結構な人数が入っていますが、何かみんないい感じね。
ほっとするな。今鬼気迫るものがあって一生懸命やっているから、こう、見慣れた顔があると、ああ、いいなあ、ここに戻ってきたな、と私の中で安心感が得られるから不思議ね。(笑)
知らない方もいらっしゃるかもしれないので真面目に話しますが、私は心理カウンセラーとして、某相談室で室長としてカウンセリングをやって、その後心理相談をやっている某会社で、そこではカウンセリングというよりも実質的には経営者としてやらせていただいていました。その後独り立ちをして、今はカウンセリング・ルームを開いてやっています。私はよく聞かれるんですね。「なんでひとりでやることにしたのですか。」「あそこにいた方がよかったじゃないですか」と。確かにあそこにいた方が楽ですね、経済的には。そして精神的にも楽です。まあいろんな面で楽は楽なんだけれども、要するに、治療を極めたかったのね。これは正直なところ。何が効いているのかわからない、というのが、これが治療者の一番の苦しみなのね。そして、本当に何が効いているのかわからない、ということになると、治療者にいろんな言い訳ができてしまうわけ。治らないということに対して。この要素があるから治らないのだろう、この要素があるから相手は苦しんでいるんだろう、という風なかたちで言い訳だらけになってしまう。言い訳をずっとしていると、本当に後から振り返ってみると、患者さんにすごーく申し訳ないことをたくさんしているわけ。僕にもいろんな言い訳がそれまでたくさんあったのね、忙しいから、とか、そういう言い訳だらけだった。それでやっぱり自分自身が心の傷を癒す治療が出来ているかといったら、やっているようでやっていないのね、実感が得られないの。実際に自分自身患者さんを見ていて、ああ、誤魔化し入っているな、というのが結構あるのね。心の傷というものは一時的には誤魔化せるの。そして誤魔化しているな、というのが僕の方ですごくわかってしまう。そして僕なんて口八丁手八丁だからね(笑)言葉の魔術師と言われているくらい。うまい形でうまーく言葉で丸め込んでしまう。その時はわからなくなるけれども、トラウマ自体が本当に消えているかと言ったら、自信がなかったんです、実は。そして、本当のトラウマ治療をやると、治療者側が苦しくなるわけね。だからその苦しみから逃れるために、治療者側がいろんなことをやってしまうし、というところで、やっぱり向き合っていないなというところがこれは事実ありました。
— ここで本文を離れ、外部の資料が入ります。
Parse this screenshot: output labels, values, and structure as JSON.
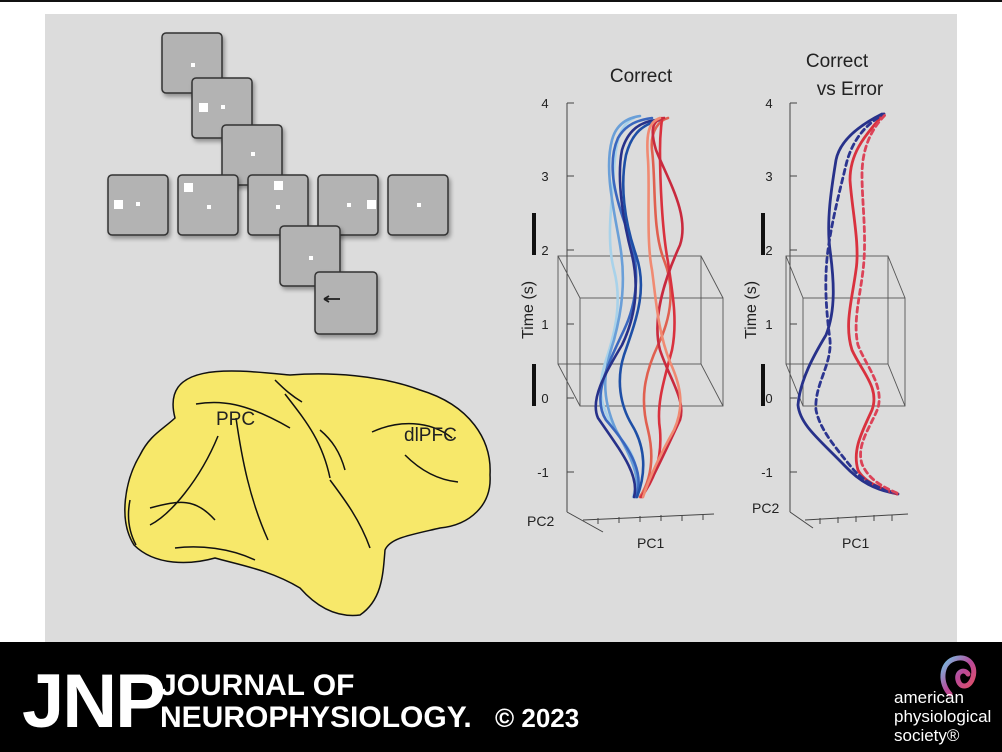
{
  "figure": {
    "brain_labels": {
      "ppc": "PPC",
      "dlpfc": "dlPFC"
    },
    "plot_correct": {
      "title_lines": [
        "Correct"
      ],
      "ylabel": "Time (s)",
      "yticks": [
        "4",
        "3",
        "2",
        "1",
        "0",
        "-1"
      ],
      "xlabel": "PC1",
      "zlabel": "PC2"
    },
    "plot_error": {
      "title_lines": [
        "Correct",
        "vs Error"
      ],
      "ylabel": "Time (s)",
      "yticks": [
        "4",
        "3",
        "2",
        "1",
        "0",
        "-1"
      ],
      "xlabel": "PC1",
      "zlabel": "PC2"
    },
    "colors": {
      "panel_bg": "#dcdcdc",
      "brain_fill": "#f7e86a",
      "screen_fill": "#b3b3b3",
      "correct_blue": "#27318a",
      "correct_red": "#d9313e"
    }
  },
  "footer": {
    "logo": "JNP",
    "journal_line1": "JOURNAL OF",
    "journal_line2": "NEUROPHYSIOLOGY.",
    "copyright": "© 2023",
    "society_line1": "american",
    "society_line2": "physiological",
    "society_line3": "society®",
    "logo_icon": "aps-loop-icon"
  }
}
私が使っていたのはブリーフ・セラピーといって短期療法なのね。実はさっき才田さんが「雨あめ降れふれ」と言ったのは、あれは短期療法の初級者コースみたいなね、あれを真面目な顔して言えばブリーフ療法になるのね。ブリーフ療法というのは、アメリカのミルトン・エリクソンという人が創始者の短期で患者さんを治すという方法なのね。まあこの人もトラウマ治療ということを、ブリーフを使いながら行うということがあって、それにも憧れていろいろやってみたこともあるのだけれども、やってみて確かに使えるんですよ。確かにその患者さんはその時一旦は楽になるのだけれど、やっぱり傷が残っているのね。どっかに傷は残っている。そしてそれをこっちは解るのね。解るの。患者さんの方は、よくなりました、元気になりました、と言っても、こっちは疑いの気持ちがあった。本当?みたいな(笑)。うーん、まだだろう、というそういう所があって、やっぱり僕自身本当に向き合って何かやらなければいけないな、と、本当に自分の命を懸けて、このトラウマ治療に関わらないといけないだろうな、というところがあるんです。そんなことを私はやりたいなと思って、今始めています。そして今、始めて何ヶ月が経ったんだろう。3ヶ月か。何かあっと言う間に3ヶ月経ったのだけれども、身体はボロボロです(笑)。なんかいい感じでボロボロになってきてね。今面接がたくさん入っていて、トラウマ治療をやると本当に苦しくなるわけ。ほんっとうにボロボロになるのね。でも私はトラウマ治療という形でこれから本当に見ていきたいな、本当に何が起きるかということを一緒に見ていきたいなと、思っています。